A “leathery, hard-working collector of all Gamundiana that can only be reached anywhere,” is how Peter Spranger characterized the chronicler. Presumably the experience of loss around 1800 and even more so after 1802, when the imperial city of Schwäbisch Gmünd fell to Württemberg, motivated Debler to compile his chronicle, which, with 18 volumes and over 17,500 large-format pages, is one of the most extensive handwritten city chronicles of all. Chronica. Description of salvation Rome. very old Catholic Kaiserl. Royal Freyen Reich's city of Schwab. Gemünde is the title in volume 1, page 19. The chronicle is important both as the transmission of sources that have not been preserved elsewhere (archives and chronicles), as well as as contemporary historical reporting, especially for the period from 1780 to 1830. It can be used as a testimony to the reading taste of a Bürger around 1800, Volume 15 contains nothing of local history, but a cookbook and an arithmetic book. It represents an important visual documentation, as Debler decorated the volumes with his own, but mostly rather clumsy drawings - among other things, the appearance of the old town hall of Schwäbisch Gmünd is recorded. The chronicle is also important as a source of remembrance culture and the lively narration of its time.
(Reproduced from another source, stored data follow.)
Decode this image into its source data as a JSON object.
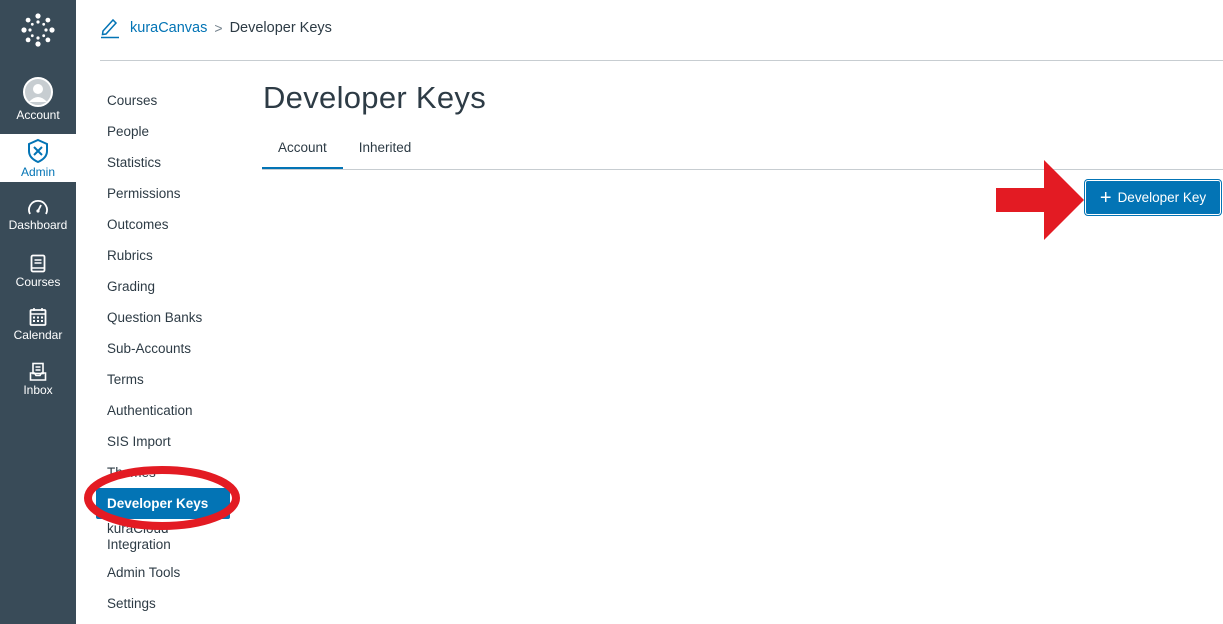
{
  "global_nav": {
    "items": [
      {
        "label": "Account",
        "icon": "user-avatar-icon"
      },
      {
        "label": "Admin",
        "icon": "shield-icon"
      },
      {
        "label": "Dashboard",
        "icon": "speedometer-icon"
      },
      {
        "label": "Courses",
        "icon": "book-icon"
      },
      {
        "label": "Calendar",
        "icon": "calendar-icon"
      },
      {
        "label": "Inbox",
        "icon": "inbox-icon"
      }
    ],
    "active": "Admin"
  },
  "breadcrumb": {
    "root": "kuraCanvas",
    "separator": ">",
    "current": "Developer Keys"
  },
  "section_nav": {
    "items": [
      "Courses",
      "People",
      "Statistics",
      "Permissions",
      "Outcomes",
      "Rubrics",
      "Grading",
      "Question Banks",
      "Sub-Accounts",
      "Terms",
      "Authentication",
      "SIS Import",
      "Themes",
      "Developer Keys",
      "kuraCloud Integration",
      "Admin Tools",
      "Settings"
    ],
    "active": "Developer Keys"
  },
  "main": {
    "title": "Developer Keys",
    "tabs": [
      "Account",
      "Inherited"
    ],
    "active_tab": "Account",
    "add_button_label": "Developer Key"
  },
  "colors": {
    "nav_bg": "#394B58",
    "brand_blue": "#0374B5",
    "annotation_red": "#E31B23"
  }
}
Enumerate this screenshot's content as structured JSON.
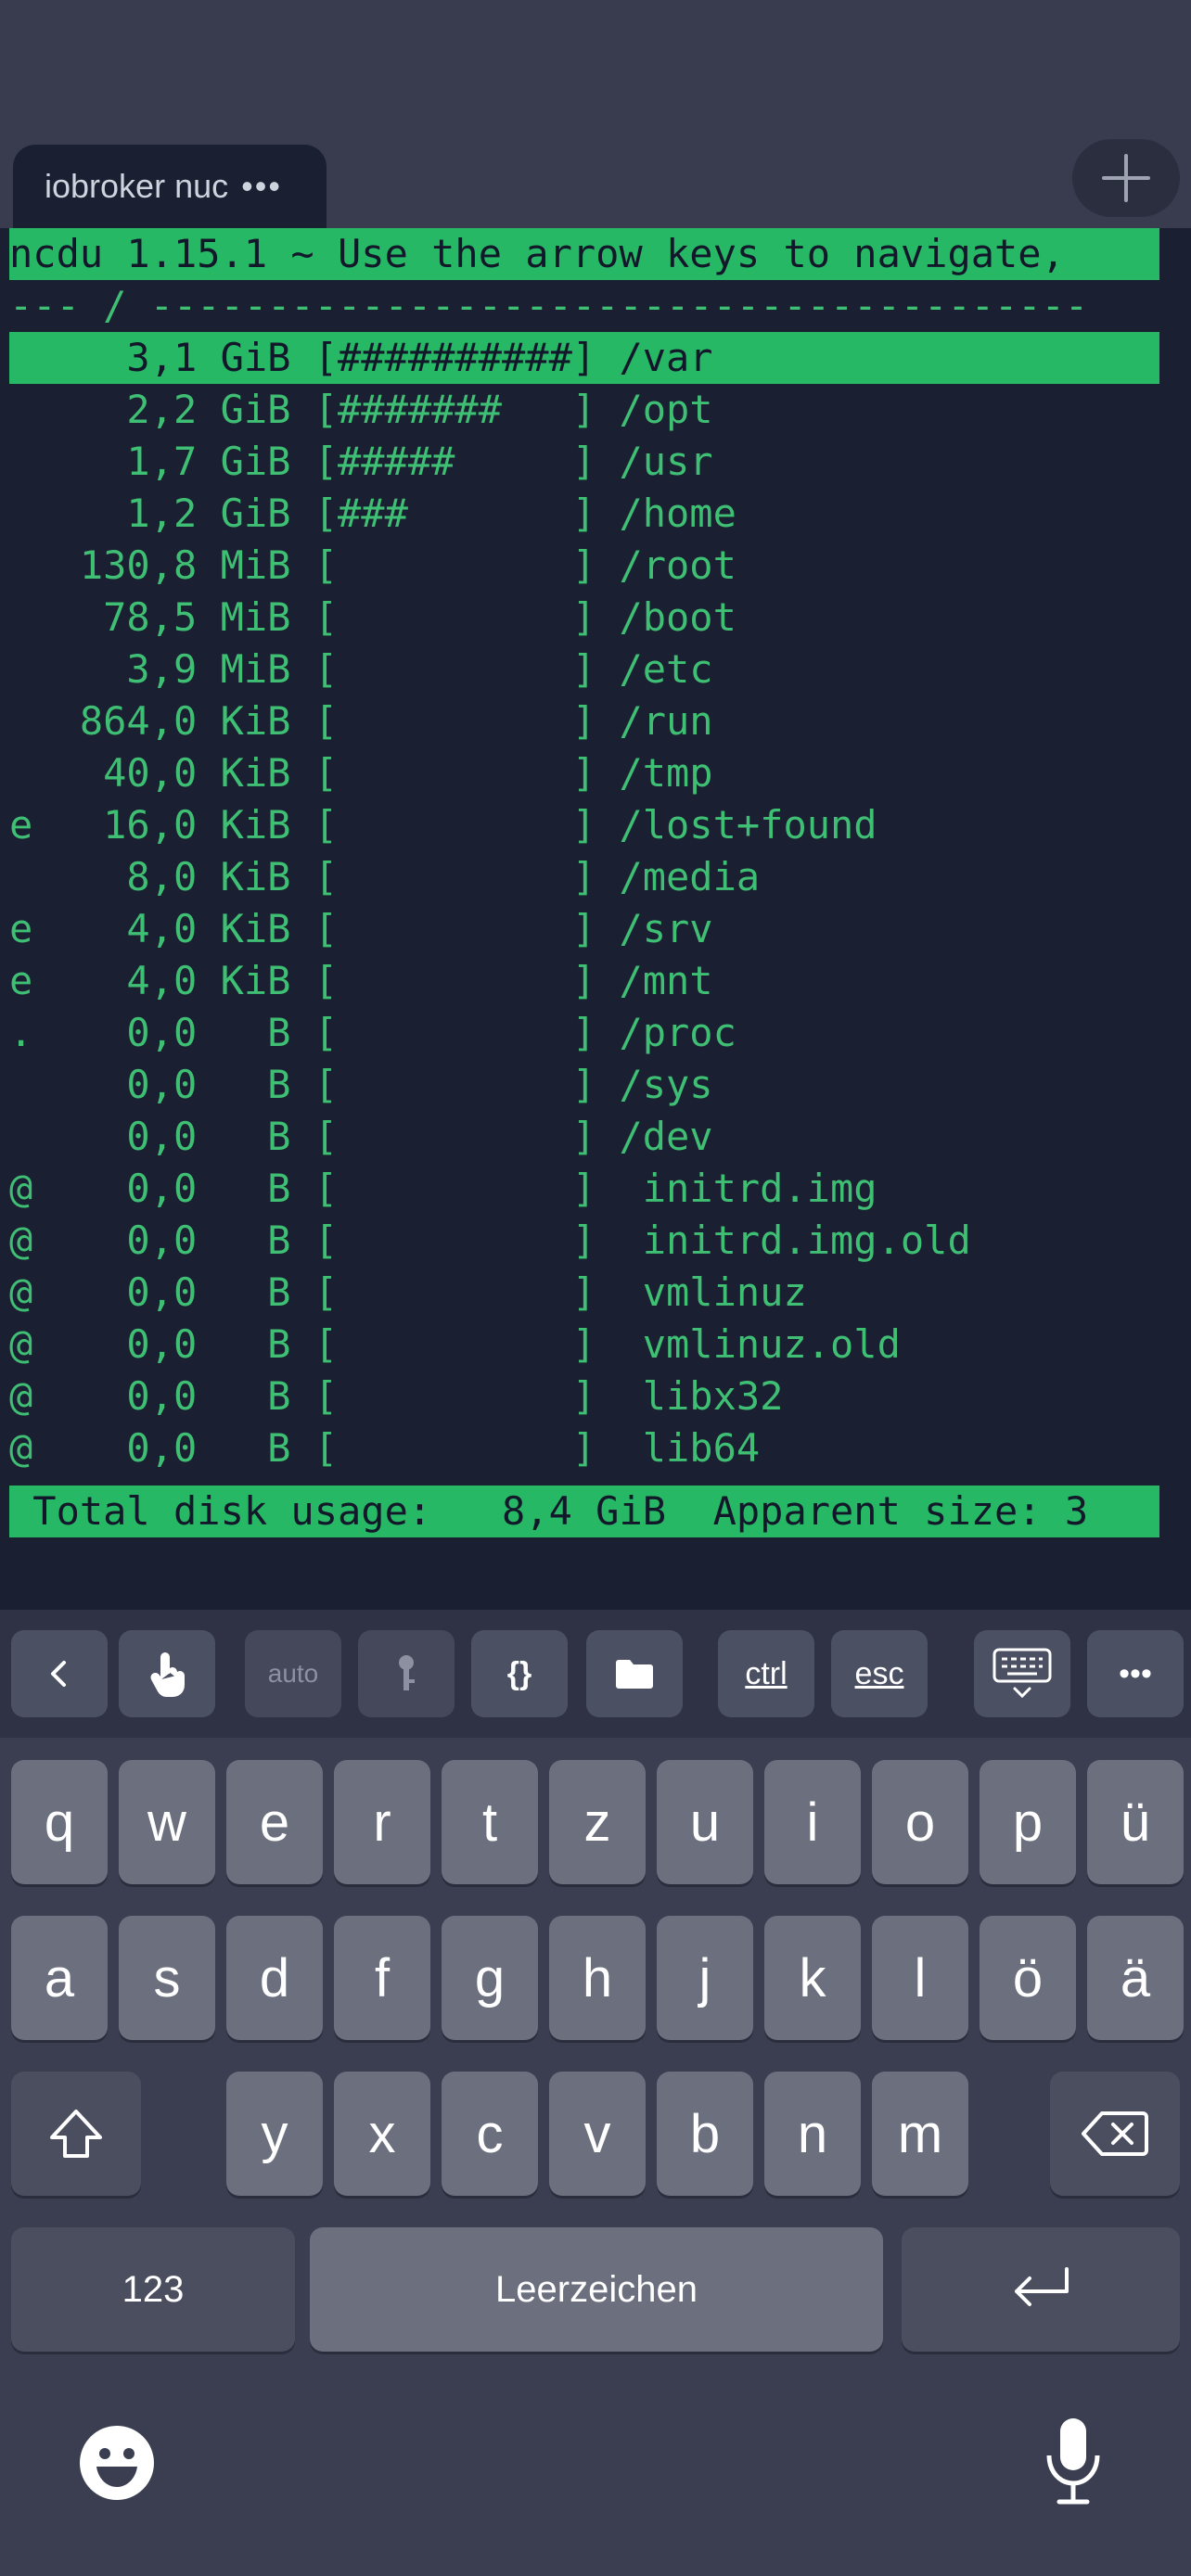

In 1857 the Debler Chronicle was acquired by the city for 75 guilders. It was an important source for Michael Grimm's city ​​history . In 1880, the archivist Paul Friedrich von Stälin tried in vain for the Württemberg State Archives to obtain the work. In the following years it was used by Rudolf Weser , but it was largely forgotten. In 1928 the future city archivist Albert Deibele rediscovered Debler's chronicle. The chronicle was restored in 1937 and 1993.

Honors

In 1962, Dominikus-Debler-Strasse in Schwäbisch Gmünd was named after the chronicler. A Sumatra cigarillo bearing the name of the chronicler has been sold in Schwäbisch Gmünd since 2004.

Debler as a picture reporter

literature

  • Klaus Graf : Gmünder chroniclers in the 19th century . In: Einhorn-Jahrbuch Schwäbisch Gmünd 1981, pp. 177-185 ( freidok.uni-freiburg.de ).
  • Klaus Jürgen Herrmann , Michael Schwarz: From the holdings of the city archive. The draftsman of the "Debler Chronicle" . In: Einhorn-Jahrbuch Schwäbisch Gmünd . 1988, pp. 22-29.
  • Richard Strobel: From the early days of the inventory in Württemberg. Image, word and person: JAA von Hochstetter and D. Debler . In: Contributions to monument studies. Tilmann Breuer on his 60th birthday . (Workbooks of the Bavarian State Office for Monument Preservation; 56). Lipp, Munich 1991, ISBN 3-87490-551-9 , pp. 19-29.
  • Werner HA Debler , Klaus Jürgen Herrmann (editor): The Chronicle of Dominikus Debler (1756-1836). City history in pictures . Einhorn-Verlag, Schwäbisch Gmünd 2006, ISBN 978-3-936373-25-7 ; (Contribution by Klaus Graf, pp. 45–54 PDF ).
  • Hubert Herkommer : Addiction to writing out of the joy of collecting and obsession with history - for the first book publication about the chronicler Dominikus Debler . In: Einhorn-Jahrbuch Schwäbisch Gmünd . 2006, pp. 81-88.
  • Herbert Bergold: The Chronicle of Dominikus Debler . In: Kultus und Studium, Official Gazette of the Ministry for Culture, Youth and Sport Baden-Württemberg . Neckar-Verlag, Villingen-Schwenningen, No. 20/2006.
  • Werner HA Debler: JJ Dominikus Debler . In: Literary variety in Ostwürttemberg: Heimatforscher from the Schwäbisch Gmünd area , Lauterner Schriften Volume 14, Einhorn-Verlag, Schwäbisch Gmünd 2009, ISBN 978-3-936373-50-9 , pp. 49–59.

Web links

Commons : Dominikus Debler  - collection of pictures, videos and audio files

Individual evidence

  1. Peter Spranger: The violinist from Gmünd . 2nd edition Schwäbisch Gmünd 1991, p. 56.
  2. ^ Graf: Debler (2006), p. 50.
  3. Graf: Debler (2006), pp. 45-50.